MAHKEMENİN İŞE İADE KARARINI İSTAÇ İSTİNAFA TAŞIDI!

Tok’un iş akdinin feshinin usul ve yasaya aykırı olduğu kararını veren mahkeme, 04.07.2024 tarihinde işe iadesini hükmetti. Mahkemenin 31.07.2024 tarihli gerekçeli kararında, “Davacının İSTAÇ şirketinde işe başladığı dönemde aranmayan ya da giriş şartı olarak değerlendirilmeyen adli sicil arşiv kaydı hususunun daha sonra gerekçe gösterilerek davacının iş akdinin feshedilmesinin usul ve yasaya aykırı olduğu kanaatine mahkememizce varılmıştır. İspat yükü üzerine düşen davalı işverenlikçe davacının iş akdinin haklı ya da geçerli nedenle feshedildiğinin usulüne uygun şekilde ispatlanmadığı mahkememizce kabul edilmiştir. Bu nedenle davanın kabulü ile feshin geçersizliğine ve davacının davalı İSTAÇ şirketi nezdindeki işine iadesine karar vermek gerekmiştir” dendi. Ancak mahkemenin kararına uymayan İSTAÇ’ın kararı temyiz için istinafa taşıdığı ortaya çıktı.

İBB’NİN ‘GİDİN MAHKEMEYİ KAZANIN, BİZ UYARIZ’ SÖZÜ DE HAVADA KALDI

O dönemde mahkemeye bizzat İBB yönetimi tarafından yönlendirildiğine işaret eden Tok, “Beni çağıran yönetim, ‘Biz sizin mağdur olduğunuzu biliyoruz, ama şu anda elimizden bir şey gelmiyor. İçişleri Bakanı’nın talimatıyla işinize son vermek zorunda kalıyoruz. Önümüzde seçimler var, gidin mahkemeyi kazanın, biz o mahkeme kararına uyarız’ dedi.
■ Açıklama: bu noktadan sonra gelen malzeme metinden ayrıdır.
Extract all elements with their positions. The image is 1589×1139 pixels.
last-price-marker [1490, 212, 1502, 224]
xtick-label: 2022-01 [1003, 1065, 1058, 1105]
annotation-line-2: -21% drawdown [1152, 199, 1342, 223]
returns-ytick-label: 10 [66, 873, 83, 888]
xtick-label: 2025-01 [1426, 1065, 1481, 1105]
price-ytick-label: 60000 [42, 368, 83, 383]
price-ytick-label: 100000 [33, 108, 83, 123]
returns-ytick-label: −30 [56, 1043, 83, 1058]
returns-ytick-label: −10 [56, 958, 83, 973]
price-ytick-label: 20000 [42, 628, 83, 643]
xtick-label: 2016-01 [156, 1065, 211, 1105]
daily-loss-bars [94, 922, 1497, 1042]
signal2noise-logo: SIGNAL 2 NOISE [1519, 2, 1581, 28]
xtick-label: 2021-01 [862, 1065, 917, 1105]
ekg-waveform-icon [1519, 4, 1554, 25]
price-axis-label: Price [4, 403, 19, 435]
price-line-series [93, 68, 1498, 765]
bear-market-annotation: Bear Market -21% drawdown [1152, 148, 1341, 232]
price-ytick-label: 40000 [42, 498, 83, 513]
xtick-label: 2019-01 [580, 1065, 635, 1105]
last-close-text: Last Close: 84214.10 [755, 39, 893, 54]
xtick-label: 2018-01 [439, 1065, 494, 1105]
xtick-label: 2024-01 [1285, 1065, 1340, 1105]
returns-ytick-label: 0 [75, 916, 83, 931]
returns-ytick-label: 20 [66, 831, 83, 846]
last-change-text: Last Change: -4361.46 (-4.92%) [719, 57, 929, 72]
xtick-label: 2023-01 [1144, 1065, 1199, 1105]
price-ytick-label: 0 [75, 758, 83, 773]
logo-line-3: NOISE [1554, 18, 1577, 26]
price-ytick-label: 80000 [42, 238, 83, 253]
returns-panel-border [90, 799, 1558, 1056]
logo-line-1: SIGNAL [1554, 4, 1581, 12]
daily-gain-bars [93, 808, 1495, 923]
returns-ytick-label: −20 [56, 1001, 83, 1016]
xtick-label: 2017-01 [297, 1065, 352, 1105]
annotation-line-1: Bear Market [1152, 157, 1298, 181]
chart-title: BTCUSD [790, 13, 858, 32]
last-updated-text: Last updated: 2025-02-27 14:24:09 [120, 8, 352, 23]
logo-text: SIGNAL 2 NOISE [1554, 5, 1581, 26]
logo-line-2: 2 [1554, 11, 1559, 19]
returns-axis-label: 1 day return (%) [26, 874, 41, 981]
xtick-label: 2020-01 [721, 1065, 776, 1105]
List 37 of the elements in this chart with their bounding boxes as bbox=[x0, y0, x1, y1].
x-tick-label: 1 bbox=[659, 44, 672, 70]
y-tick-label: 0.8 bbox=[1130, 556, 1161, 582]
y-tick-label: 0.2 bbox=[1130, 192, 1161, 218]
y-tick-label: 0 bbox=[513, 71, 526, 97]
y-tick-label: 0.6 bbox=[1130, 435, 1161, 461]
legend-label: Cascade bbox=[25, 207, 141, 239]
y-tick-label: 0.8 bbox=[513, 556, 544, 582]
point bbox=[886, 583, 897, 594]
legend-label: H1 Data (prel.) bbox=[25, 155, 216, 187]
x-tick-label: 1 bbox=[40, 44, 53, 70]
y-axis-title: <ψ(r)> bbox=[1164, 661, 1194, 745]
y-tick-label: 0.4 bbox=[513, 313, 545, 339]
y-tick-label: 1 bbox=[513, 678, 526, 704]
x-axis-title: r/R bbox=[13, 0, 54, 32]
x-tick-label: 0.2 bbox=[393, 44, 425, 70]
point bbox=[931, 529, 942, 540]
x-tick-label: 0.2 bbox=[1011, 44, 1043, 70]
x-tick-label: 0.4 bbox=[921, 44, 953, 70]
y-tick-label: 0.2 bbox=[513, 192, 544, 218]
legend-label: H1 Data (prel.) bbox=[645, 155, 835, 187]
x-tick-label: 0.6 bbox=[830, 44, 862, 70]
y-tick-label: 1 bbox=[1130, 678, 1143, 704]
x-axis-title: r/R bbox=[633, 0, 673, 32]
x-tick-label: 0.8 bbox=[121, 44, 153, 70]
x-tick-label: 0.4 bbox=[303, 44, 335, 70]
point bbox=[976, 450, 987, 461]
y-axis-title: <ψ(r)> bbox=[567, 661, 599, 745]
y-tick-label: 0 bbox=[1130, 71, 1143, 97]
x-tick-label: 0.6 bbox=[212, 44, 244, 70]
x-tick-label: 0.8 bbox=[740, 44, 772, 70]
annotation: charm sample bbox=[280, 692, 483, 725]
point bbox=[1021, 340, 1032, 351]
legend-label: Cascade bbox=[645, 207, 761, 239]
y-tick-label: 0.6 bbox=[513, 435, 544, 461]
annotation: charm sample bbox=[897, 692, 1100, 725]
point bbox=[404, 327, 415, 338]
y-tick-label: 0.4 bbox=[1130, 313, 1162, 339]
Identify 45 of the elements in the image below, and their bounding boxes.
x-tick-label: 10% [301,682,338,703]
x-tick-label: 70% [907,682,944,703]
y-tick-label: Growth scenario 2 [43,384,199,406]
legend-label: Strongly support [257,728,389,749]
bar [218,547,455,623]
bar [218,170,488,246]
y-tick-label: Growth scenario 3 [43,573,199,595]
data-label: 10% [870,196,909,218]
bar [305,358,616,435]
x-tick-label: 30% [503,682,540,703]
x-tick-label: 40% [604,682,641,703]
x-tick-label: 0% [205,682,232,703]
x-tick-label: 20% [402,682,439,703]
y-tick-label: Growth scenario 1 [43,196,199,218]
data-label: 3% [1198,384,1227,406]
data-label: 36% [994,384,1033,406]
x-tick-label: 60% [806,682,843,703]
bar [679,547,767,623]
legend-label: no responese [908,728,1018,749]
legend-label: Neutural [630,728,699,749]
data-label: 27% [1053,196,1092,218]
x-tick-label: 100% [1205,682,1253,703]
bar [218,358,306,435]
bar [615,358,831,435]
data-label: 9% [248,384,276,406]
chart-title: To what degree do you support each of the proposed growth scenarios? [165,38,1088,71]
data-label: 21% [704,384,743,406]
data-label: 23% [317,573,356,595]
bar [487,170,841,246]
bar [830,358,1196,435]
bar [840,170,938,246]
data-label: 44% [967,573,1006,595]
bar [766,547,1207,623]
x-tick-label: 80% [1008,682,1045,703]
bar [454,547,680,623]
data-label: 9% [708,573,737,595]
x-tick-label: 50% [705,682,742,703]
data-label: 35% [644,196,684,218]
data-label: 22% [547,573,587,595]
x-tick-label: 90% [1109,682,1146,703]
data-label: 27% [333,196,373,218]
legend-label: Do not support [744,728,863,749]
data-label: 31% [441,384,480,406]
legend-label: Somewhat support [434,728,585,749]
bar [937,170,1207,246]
Hatta o dönem benim gibi haksız yere işten atılan ve Barış Akademisyenlerinin de aralarında bulunduğu arkadaşlarımız yine İBB yönetimi tarafından verilen benzer sözlere inanarak Saraçhane Parkı’nda direnişlerini sonlandırmıştı” diye konuştu.

AL BİRİNİ VUR ÖTEKİNE!

İşe iade davasını kazanmasına rağmen İBB’nin sözünü tutmadığı gibi İSTAÇ şirketinin kararın iptali için istinafa başvurduğuna dikkat çeken Tok, “Önce İçişleri Bakanı Soylu’nun baskısıyla işten atmak zorunda kaldıklarını söylediler, mahkemeye yönelttiler, kazanırsan biz karara uyarız dediler, kazandık ama işe iade etmedikleri gibi, 6 Ağustos’ta adli tatil olmasına rağmen kararı istinafa taşıdılar. Bu da bize bu işten atmaların danışıklı dövüş olduğunu, birbirlerinden hiçbir farkları olmadığını gösteriyor” diye tepki gösterdi.

‘İBB VERDİĞİ SÖZÜ TUTSUN, BENİ İŞE İADE ETSİN!’

Hem AKP hem de CHP tarafından emeğin ve alın terinin gasp edildiğini vurgulayan Tok, 2019 yerel seçimleri öncesi Ekrem İmamoğlu’nu ve CHP’li adayı desteklediği için Sancaktepe’deki 15 yıllık lokantasının AKP’li belediye tarafından kapatıldığını belirtti. Bu olay sonrası İBB’ye bağlı İSTAÇ şirketinde çalışmaya başladığı anlatan Tok, 3 yıl sonra ise bu kez güvenlik soruşturması bahane edilerek işinden edildiğini kaydetti. Geçmişte mahallesini zehirleyen uyuşturucu torbacılarıyla girdiği kavga sonucunda silahlı saldırıya uğrayan ve yüzde 64 engelli raporu olan Tok, bu durumun İSTAÇ tarafından da bilindiğini, işe de engelli ve eski hükümlü statüsüyle başladığını söyledi. İşten haksız bir şekilde atıldıktan sonra çok zor bir dönem geçirdiğini ifade eden Tok, İBB yönetiminin verdiği sözü tutmasını ve mahkemenin hükmettiği gibi işe iade edilmesini istedi.